Hybrid Module Mobility generates electricity, using a pedal-powered alternator. The energy, generated by the alternator is, then, stored in eight large-capacity, multiple-connected, battery systems. Each of the vehicle’s four in-wheel electric motors will, then, generate power by using the stored electricity.

This mobility can be transformed into different forms to suit people’s needs. For instance, it can serve the purpose for the front-and-rear-loading electric-powered cargo bikes. Such purpose is aimed specifically at cargo bike delivery firms in Europe, such as DHL or FedEx.

In addition, passengers may also select different driving modes, such as regular driving mode and family mode. For regular driving mode, there are two types: ‘Personal‘ for driving alone and ‘Dual’ for two people. When it comes to family mode, there is a ‘Toddler’ mode for carrying 1 to 2 year olds and ‘Baby’ mode for carrying 3 years or older.
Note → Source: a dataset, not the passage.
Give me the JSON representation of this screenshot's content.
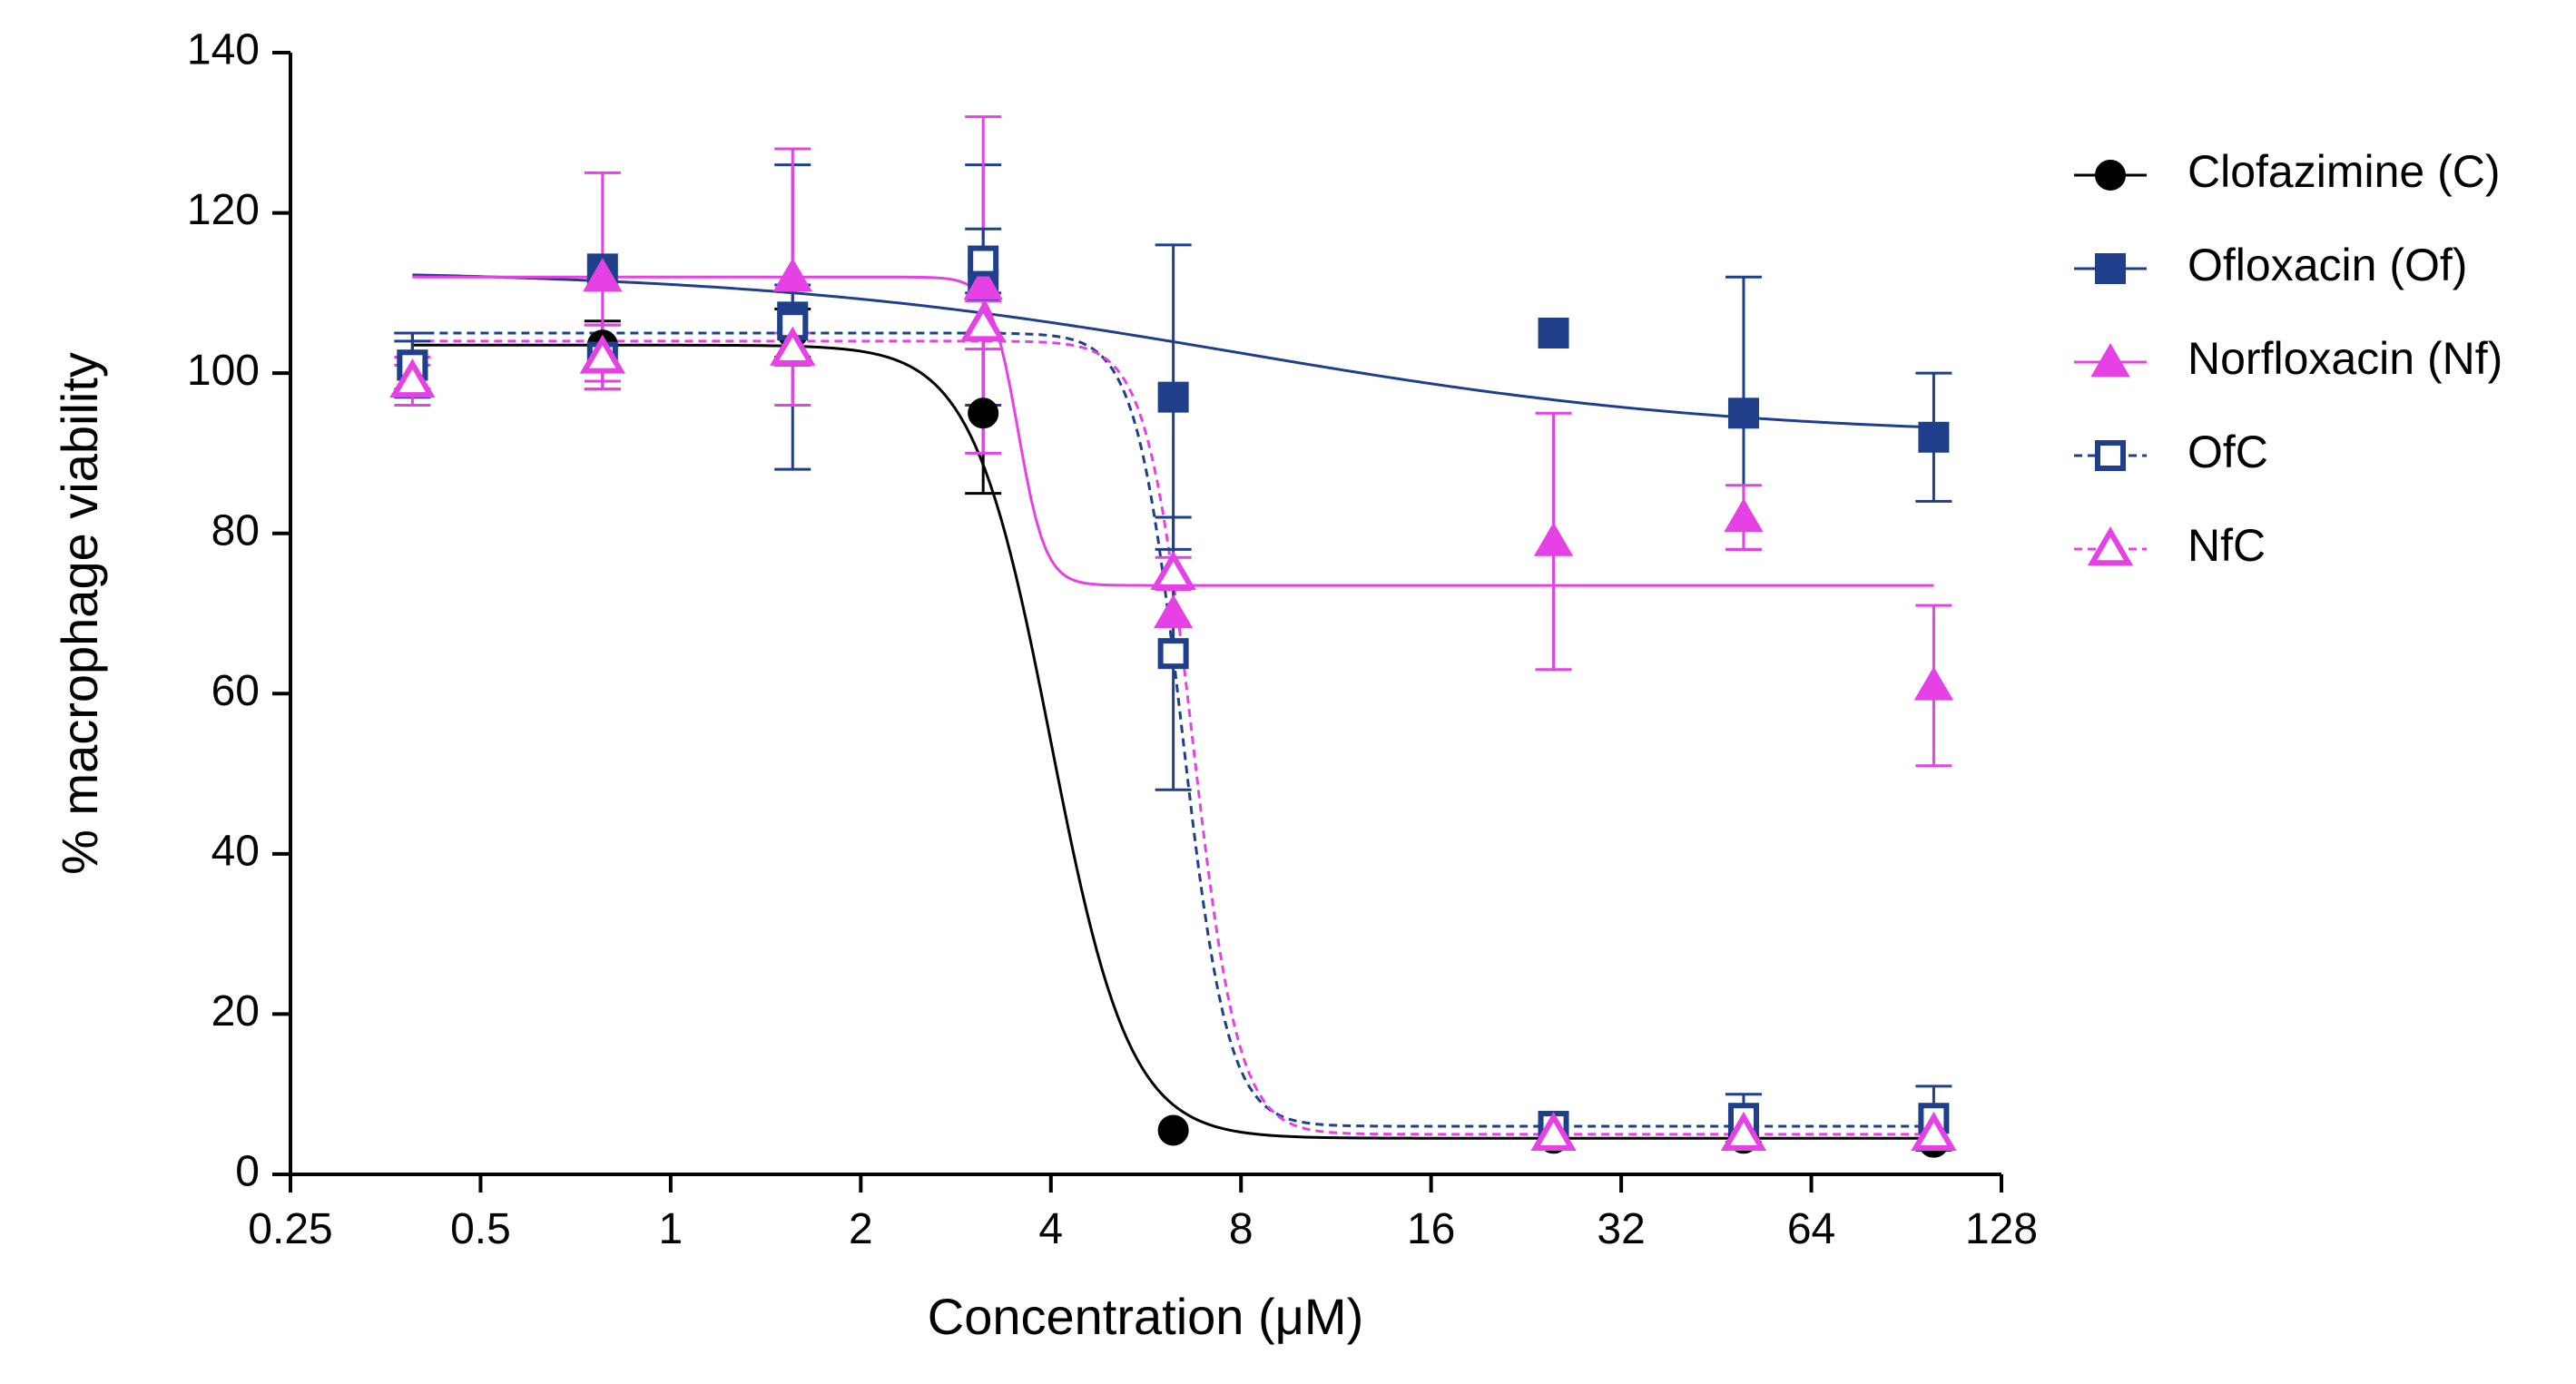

“Hybrid Module Mobility adopts a Flex Overhang structure to give the vehicle the extended space beyond the wheelbase at the front and rear, if needed,” says Professor Jeong. “[In addition], Cargo modules will be highly successful in the Europe, which has a reasonably well-developed bike courier market.”

At the exhibition, Professor Jung’s team also released their “Aero-vent Brake Caliper” design concept. With its eye-catching innovative design, the proposed concept has brought Mando’s existing high-performance caliper to life. Significantly enhanced cooling capability, as well as the trendy style have been attained in the newly-introduced design concept.

Hybrid Module Mobility
Image detail for Aero-vent Brake Caliper by Professor Jung’s design team.

In addition, Professor Jeong has recently proposed a new brake design concept, called ‘Modular Brake Caliper’ that no world-class brake companies have ever tried. Currently, this new design concept is patent pending.